湯浅政明×LDHが生んだアニメーション映画の新たな可能性 『きみと、波にのれたら』の革新性とは

松江哲明の『きみと、波にのれたら』評

 私はこの「吹っ切れ」に『HiGH&LOW』を観た時のことを思い出しました。どこかで観たことのある設定、キャラクターなのに、「これがやりたいんだ」という勢いが「これまでにない映画」を生み出し、エンドロールを眺める頃には「ブルーレイ買おう」と思ってしまう、あのエネルギーを。私はドラマ版も追ってしまったのですが、まさか映画を観る前はそこまでハマるとは思ってもいませんでした。この「もっと観たい」とさせるのがLDH映画の凄みだと思います。なので、本作をきっかけに湯浅監督を知るLDHファンも多いのではないでしょうか。本来混ざらないはずの2つなのに「こことここを繋げるのか」というLDH方法論の本領発揮です。

 さらに本作を観ながら塩田明彦監督の『抱きしめたい -真実の物語-』を思い出しました。当時、チラシのビジュアルでは興味が湧かなかったのですが、塩田監督の久々の長編ということで劇場に行きました。『抱きしめたい』は、交通事故が原因で車椅子生活で記憶障害の女の子・つかさが、ごく平凡なタクシードライバー・雅己と出会って、恋に落ち、2人がさまざまな困難を乗り越えるというお話です。ですがこの映画はただのお涙頂戴のお話ではなく、雅己は人の話を聞かずに突っ走り、揉め事を起こしてばかりという、どこか常識離れした人物として描かれていました。その視点があったからロマンティックなだけでなく、ある種のコメディとしても観ることができるのです。

 例えば、女の子を壁に押し付けたりする行為って客観的に見たら相当、変な行為だと思います。映画で撮られる際はバストサイズが多いですが、壁に付かないもう片方の手はだいたい腰にありがちというバランスの悪い姿勢です。そんな「壁ドン」は恋に落ちてる状態だからこそ映る抽象的なイメージだったはずなのに、いつの間にか憧れへと変わって、次第にパロディになっています。映画(実写)は現実をそのまま映す表現です。お約束とはいえ実際には歪な行為を、さも「フィクションですから」と逃げるのではなく、一度、冷静に映画表現として捉え直す。そこが『抱きしめたい』の素晴らしさでした。

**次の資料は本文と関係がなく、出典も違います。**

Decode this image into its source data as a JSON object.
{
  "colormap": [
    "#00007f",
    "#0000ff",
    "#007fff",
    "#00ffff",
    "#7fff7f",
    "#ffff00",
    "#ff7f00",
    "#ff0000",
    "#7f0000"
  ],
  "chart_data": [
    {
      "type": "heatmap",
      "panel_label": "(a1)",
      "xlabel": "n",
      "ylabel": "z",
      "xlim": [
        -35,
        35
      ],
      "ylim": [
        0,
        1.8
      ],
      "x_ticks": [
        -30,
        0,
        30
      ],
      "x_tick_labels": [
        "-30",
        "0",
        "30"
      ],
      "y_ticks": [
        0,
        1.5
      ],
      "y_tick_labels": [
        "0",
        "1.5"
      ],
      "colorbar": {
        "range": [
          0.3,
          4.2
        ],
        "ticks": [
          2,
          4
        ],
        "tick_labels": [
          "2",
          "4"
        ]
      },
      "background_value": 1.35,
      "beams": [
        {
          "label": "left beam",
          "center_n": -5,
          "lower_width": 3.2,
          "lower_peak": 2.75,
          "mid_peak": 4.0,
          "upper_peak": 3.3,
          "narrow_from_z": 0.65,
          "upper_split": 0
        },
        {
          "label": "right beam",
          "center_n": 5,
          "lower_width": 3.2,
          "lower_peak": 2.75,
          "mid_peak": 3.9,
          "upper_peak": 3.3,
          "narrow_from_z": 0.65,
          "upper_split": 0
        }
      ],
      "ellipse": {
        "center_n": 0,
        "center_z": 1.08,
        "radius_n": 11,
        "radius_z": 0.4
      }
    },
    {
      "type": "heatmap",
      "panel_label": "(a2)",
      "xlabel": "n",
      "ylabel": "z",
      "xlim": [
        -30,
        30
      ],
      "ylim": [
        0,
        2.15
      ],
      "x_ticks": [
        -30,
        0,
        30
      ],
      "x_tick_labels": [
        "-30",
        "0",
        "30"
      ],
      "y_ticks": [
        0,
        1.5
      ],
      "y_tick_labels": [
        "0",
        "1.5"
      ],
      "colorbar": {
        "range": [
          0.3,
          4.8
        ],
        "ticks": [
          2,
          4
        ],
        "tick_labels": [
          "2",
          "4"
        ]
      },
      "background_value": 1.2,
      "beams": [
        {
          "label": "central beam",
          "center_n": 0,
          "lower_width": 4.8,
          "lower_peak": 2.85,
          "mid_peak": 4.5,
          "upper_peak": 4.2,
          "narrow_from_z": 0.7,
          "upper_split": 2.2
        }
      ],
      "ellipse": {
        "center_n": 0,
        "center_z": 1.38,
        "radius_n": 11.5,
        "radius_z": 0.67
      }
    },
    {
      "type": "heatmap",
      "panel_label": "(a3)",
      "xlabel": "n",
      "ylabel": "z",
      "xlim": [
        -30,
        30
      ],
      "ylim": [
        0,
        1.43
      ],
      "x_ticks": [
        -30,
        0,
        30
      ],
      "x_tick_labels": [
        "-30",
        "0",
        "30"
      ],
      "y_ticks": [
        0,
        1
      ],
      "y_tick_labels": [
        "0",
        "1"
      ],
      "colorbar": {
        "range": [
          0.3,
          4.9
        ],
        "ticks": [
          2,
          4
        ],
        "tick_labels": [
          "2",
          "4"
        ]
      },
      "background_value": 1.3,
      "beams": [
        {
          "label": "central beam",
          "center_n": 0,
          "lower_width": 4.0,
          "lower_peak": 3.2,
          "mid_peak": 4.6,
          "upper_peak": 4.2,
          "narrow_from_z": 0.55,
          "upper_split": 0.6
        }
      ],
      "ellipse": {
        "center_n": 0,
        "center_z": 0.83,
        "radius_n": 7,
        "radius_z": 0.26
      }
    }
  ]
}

 『きみと、波にのれたら』はアニメーションでその難題に挑戦しています。川栄李奈さん演じるひな子は死んだはずの彼氏・港を水の中で見るようになるのですが、周囲から見たら明らかに頭のおかしい子に見えるのです。しかし湯浅監督の演出はそこを隠しません。主観だけでなく、客観的にこの人はおかしいですよという画をちゃんと見せます。だからこそ周りからおかしいと思われていた人に、最後に奇跡が起きるというところに観客が感動させられるのです。あのラストは彼女が感じていた孤独が昇華され、新たな一歩を踏み出すのに相応しい見事なカットでした。ラブストーリーという普遍的な物語を、湯浅監督ならではのアクロバティックな演出を通し、観客が期待する着地点へとちゃんと届けてくれます。『きみと、波にのれたら』は『抱きしめたい』のように、「この人は変わっています。だからこそ私たちは肯定する」という視点が全編守られているのです。それはキャラクターに対する愛情だとも思います。